Pilkada Harus Melahirkan Pemilih Cerdas, Mewujudkan Pesta Demokrasi Bermatabat untuk Mencapai Kesejahteraan Abadi
Oleh:
Prof. Iskandar, SP., M.Si., Ph.D
Peneliti Bidang Pemberdayaan Masyarakat, CSR dan ESIA / Kepala Pusat Penelitian Lingkungan Hidup, Kebumian, Sumberdaya Energi Universitas Halu Oleo (PPLH-KSE UHO)
Pesta demokrasi di Indonesia belakangan ini sangat rentan dengan praktik money politic. Beragam cara ditempuh para kandidat dalam "menggoda nafsu" pemilik hak suara. Kampanye untuk melahirkan pemilih cerdas digilas iming-iming "serangan fajar", isi amplop, janji jabatan di birokrasi, dan beragam model praktik money politic.

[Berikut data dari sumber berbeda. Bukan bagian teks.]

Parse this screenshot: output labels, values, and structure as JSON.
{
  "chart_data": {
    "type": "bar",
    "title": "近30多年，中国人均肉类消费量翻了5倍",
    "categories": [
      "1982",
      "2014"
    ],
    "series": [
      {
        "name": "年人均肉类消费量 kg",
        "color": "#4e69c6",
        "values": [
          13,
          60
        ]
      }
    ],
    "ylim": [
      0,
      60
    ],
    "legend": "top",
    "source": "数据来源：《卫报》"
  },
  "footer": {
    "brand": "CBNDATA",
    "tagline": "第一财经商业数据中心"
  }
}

Padahal, pesta demokrasi baik Pemilihan Legislatif (Pileg) maupun Pemilihan Kepala Daerah (Pilkada) adalah momentum penting bagi rakyat untuk menentukan wakilnya di parlemen dan pemimpin di daerahnya yang mampu membawa perubahan positif. Namun, fenomena yang sering terjadi adalah Pileg dan Pilkada hanya dipandang sebagai ajang kompetisi politik. Esensi dari demokrasi yang seharusnya berfokus pada kesejahteraan rakyat malah terpinggirkan. Di banyak daerah, kita masih melihat praktik politik uang, janji-janji kampanye yang hanya manis di permukaan, dan pemimpin yang kurang merespons kebutuhan mendasar masyarakat setelah terpilih. Fenomena ini merusak harapan rakyat akan perubahan dan kesejahteraan yang mereka dambakan.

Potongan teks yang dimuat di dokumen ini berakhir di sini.